Mr Neil pointed out that Bord na Gaidhlig had gone through seven chairmen and women in 14 years.

“It wouldn’t take a man from Mars or a woman from Mars to see that as a proxy for an organisation that’s not functioning properly. To have an average tenure of two years for the chair would immediately, for me, suggest there is a problem. Did it ever strike anyone in St Andrews House it was a much bigger problem?” Mr Neil said.

He added: “Surely to goodness if you are doing your job properly as the sponsoring department it is your job to have an early warning system to take action before the thing develops into a crisis.”

Alex Neil MSP at the Public Audit Committee.

Mr Neil asked if there was a minute to the relevant minister detailing “how bad” the situation had become. Mr Johnson said he thought there was. Mr Neil demanded that the committee was given a copy.

Mr Ansdell claimed ministers were kept “fully informed” of developments at the Bord. Although concerns had been raised by independent parties about its performance, he said there was not a “specific grievance” and the Bord had its own body for dealing with such matters.

Mr Neil answered, saying: “I would sum that up as saying you were warned by other people about the crisis in Bord na Gaidhlig. You decided there was nothing you could do. It was an internal matter for the Bord, which was already in crisis, and you told ministers there was nothing about it, it would appear.”

Mr Neil demanded an “audit trail” of documents, including minutes and anonymised comments relating to the Bord’s performance.

Mr Johnston admitted people had raised concerns with the organisation’s performance. Two were from people who had dealings with the organisation and a third was anonymous.

Mr Sarwar suggested they were “whistleblowers” but Mr Johnston said the advice officials received was that it did not “amount to whistleblowing”. Rather, it was “an expression of some concerns” about governance, management and leadership in the organisation, Mr Johnston said.

Mr Ansdell was asked by Tory MSP Graham Simpson how Bord na Gaidhlig’s performance was measured in terms of targets.

Mr Ansdell apologised and said he did not have the information with him.

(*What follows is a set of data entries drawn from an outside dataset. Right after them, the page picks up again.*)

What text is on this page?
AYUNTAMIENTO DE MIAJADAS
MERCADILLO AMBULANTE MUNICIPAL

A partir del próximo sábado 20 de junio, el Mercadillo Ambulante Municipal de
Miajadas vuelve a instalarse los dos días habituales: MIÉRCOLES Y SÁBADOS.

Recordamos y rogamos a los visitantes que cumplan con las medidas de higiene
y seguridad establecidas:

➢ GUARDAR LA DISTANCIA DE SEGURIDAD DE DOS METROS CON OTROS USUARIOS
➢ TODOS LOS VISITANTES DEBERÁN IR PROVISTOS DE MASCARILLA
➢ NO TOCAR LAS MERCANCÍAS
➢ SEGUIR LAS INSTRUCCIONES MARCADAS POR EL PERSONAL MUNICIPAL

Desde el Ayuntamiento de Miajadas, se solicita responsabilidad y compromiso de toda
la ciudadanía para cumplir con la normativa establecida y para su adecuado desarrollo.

The committee convener, Labour’s Anas Sarwar, asked him what the Scottish Government’s key performance indicators were for Bord na Gaidhlig.

But Mr Ansdell was unable to name them. Mr Simpson said he was “astonished the Scottish Government can come here and not tell us what they expect from Bord na Gaidhlig”.

Mr Johnston interjected to say that the Bord set out to “promote the Gaelic language and culture”.

But Mr Simpson claimed the Scottish Government had not kept “a grip on what was quite clearly a shambles”.

Earlier the committee heard an annual audit report for 2019/20 found inaccuracies in the body’s own reporting of its own improvement plan.

The Bord’s chief executive, Shona MacLennan, said “perhaps five” inaccuracies were found by auditors, and they were down to human error.

Tory MSP Adam Tomkins said the errors were “so basic they frankly beggar belief”.

Ms MacLennan also addressed concerns raised previously by the committee that its policy to only employ Gaelic speakers could be discriminatory and reduce the recruitment talent pool.

Ms MacLennan said it was “very important” for the organisation’s “credibility” to have Gaelic speakers. But she acknowledged that “at times” it had been difficult to recruit people with the professional skills and the language skills.

The Bord had now agreed to advertise twice for new posts. In the first instance positions would be advertised on a “Gaelic essential” basis. If that failed to attract suitable applicants then the post would opened up to Gaelic learners or those willing to learn the language.